Apple's slickest iPhone releases may slip to a 3-year cycle

Apple might prolong its big iPhone refreshes from every two years to every three years.
The company currently issues a major iPhone upgrade every other year, with a less momentous model coming in the off year. For example, the iPhone 5 was followed by the more incremental iPhone 5S, and the iPhone 6 by the iPhone 6S.
A shift from that plan is "likely," according to Japan's Nikkei newspaper, just as the smartphone market itself is shifting.
Apple would ramp up to a three-year upgrade cycle for major refreshes for a couple of reasons, says the Nikkei. First, smartphone demand is slowing. In the first quarter of the year, Apple suffered its first-ever drop in smartphone sales.
Second, Apple is outfitting each new iPhone with fewer enhancements. The iPhone 6S and 6S Plus offered little in the way of new features beyond 3D Touch pressure sensitivity and Live Photos, which generate quick videos.

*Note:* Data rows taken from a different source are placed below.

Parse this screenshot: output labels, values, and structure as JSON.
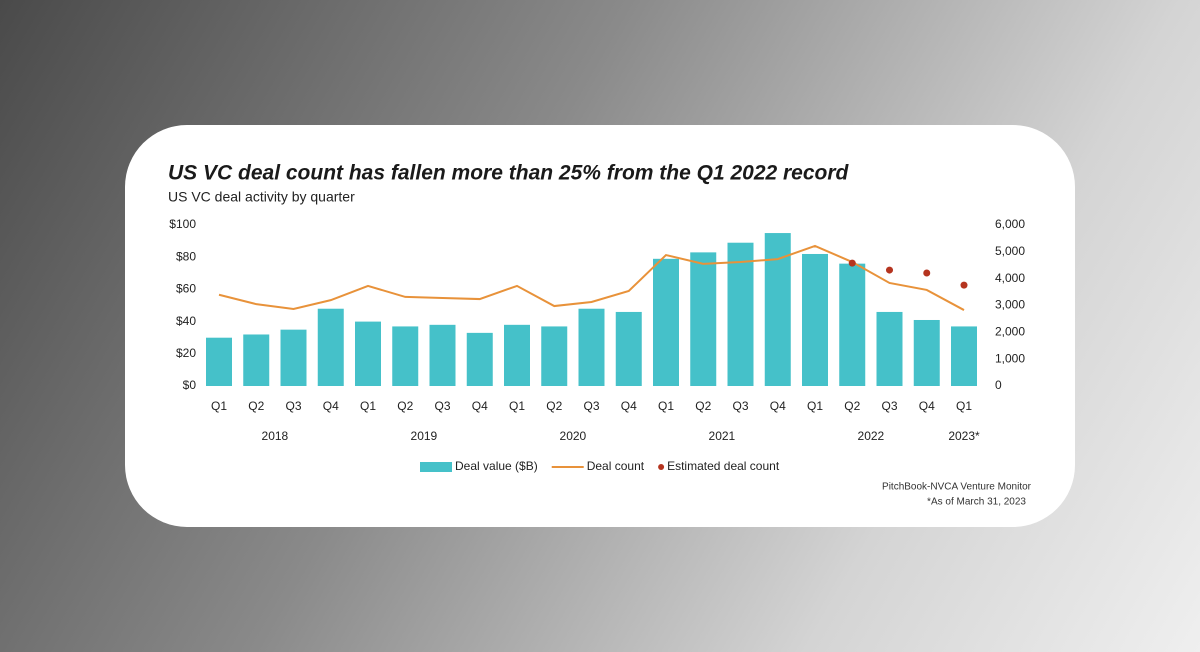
{
  "chart_data": {
    "type": "bar",
    "title": "US VC deal count has fallen more than 25% from the Q1 2022 record",
    "subtitle": "US VC deal activity by quarter",
    "groups": [
      {
        "label": "2018",
        "quarters": [
          "Q1",
          "Q2",
          "Q3",
          "Q4"
        ]
      },
      {
        "label": "2019",
        "quarters": [
          "Q1",
          "Q2",
          "Q3",
          "Q4"
        ]
      },
      {
        "label": "2020",
        "quarters": [
          "Q1",
          "Q2",
          "Q3",
          "Q4"
        ]
      },
      {
        "label": "2021",
        "quarters": [
          "Q1",
          "Q2",
          "Q3",
          "Q4"
        ]
      },
      {
        "label": "2022",
        "quarters": [
          "Q1",
          "Q2",
          "Q3",
          "Q4"
        ]
      },
      {
        "label": "2023*",
        "quarters": [
          "Q1"
        ]
      }
    ],
    "series": [
      {
        "name": "Deal value ($B)",
        "type": "bar",
        "color": "#45c1c9",
        "axis": "y",
        "values": [
          30,
          32,
          35,
          48,
          40,
          37,
          38,
          33,
          38,
          37,
          48,
          46,
          79,
          83,
          89,
          95,
          82,
          76,
          46,
          41,
          37
        ]
      },
      {
        "name": "Deal count",
        "type": "line",
        "color": "#e8923a",
        "axis": "y2",
        "values": [
          3400,
          3050,
          2870,
          3200,
          3730,
          3320,
          3280,
          3240,
          3730,
          2980,
          3130,
          3540,
          4880,
          4550,
          4620,
          4730,
          5220,
          4620,
          3840,
          3580,
          2830
        ]
      },
      {
        "name": "Estimated deal count",
        "type": "scatter",
        "color": "#b5341f",
        "axis": "y2",
        "values": [
          null,
          null,
          null,
          null,
          null,
          null,
          null,
          null,
          null,
          null,
          null,
          null,
          null,
          null,
          null,
          null,
          null,
          4580,
          4320,
          4210,
          3760
        ]
      }
    ],
    "ylim": [
      0,
      100
    ],
    "yticks": [
      {
        "value": 0,
        "label": "$0"
      },
      {
        "value": 20,
        "label": "$20"
      },
      {
        "value": 40,
        "label": "$40"
      },
      {
        "value": 60,
        "label": "$60"
      },
      {
        "value": 80,
        "label": "$80"
      },
      {
        "value": 100,
        "label": "$100"
      }
    ],
    "y2lim": [
      0,
      6000
    ],
    "y2ticks": [
      0,
      {
        "value": 1000,
        "label": "1,000"
      },
      {
        "value": 2000,
        "label": "2,000"
      },
      {
        "value": 3000,
        "label": "3,000"
      },
      {
        "value": 4000,
        "label": "4,000"
      },
      {
        "value": 5000,
        "label": "5,000"
      },
      {
        "value": 6000,
        "label": "6,000"
      }
    ],
    "legend": "bottom",
    "source": "PitchBook-NVCA Venture Monitor",
    "note": "*As of March 31, 2023"
  }
}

Reports say this year's expected iPhone 7 lineup will include just a few new features, such as dual speakers and a dual camera system (but only on the iPhone 7 Plus).
Apple isn't the only victim of a sagging smartphone market, where a once regular stream of blockbuster debuts has given way to "phone fatigue." Consumers in developed markets have become blase over a perceived lack of exciting features in new phones and are sticking longer with the phones they already have. Mobile carriers have also put the kibosh on subsidized plans, which effectively makes new phone models more expensive.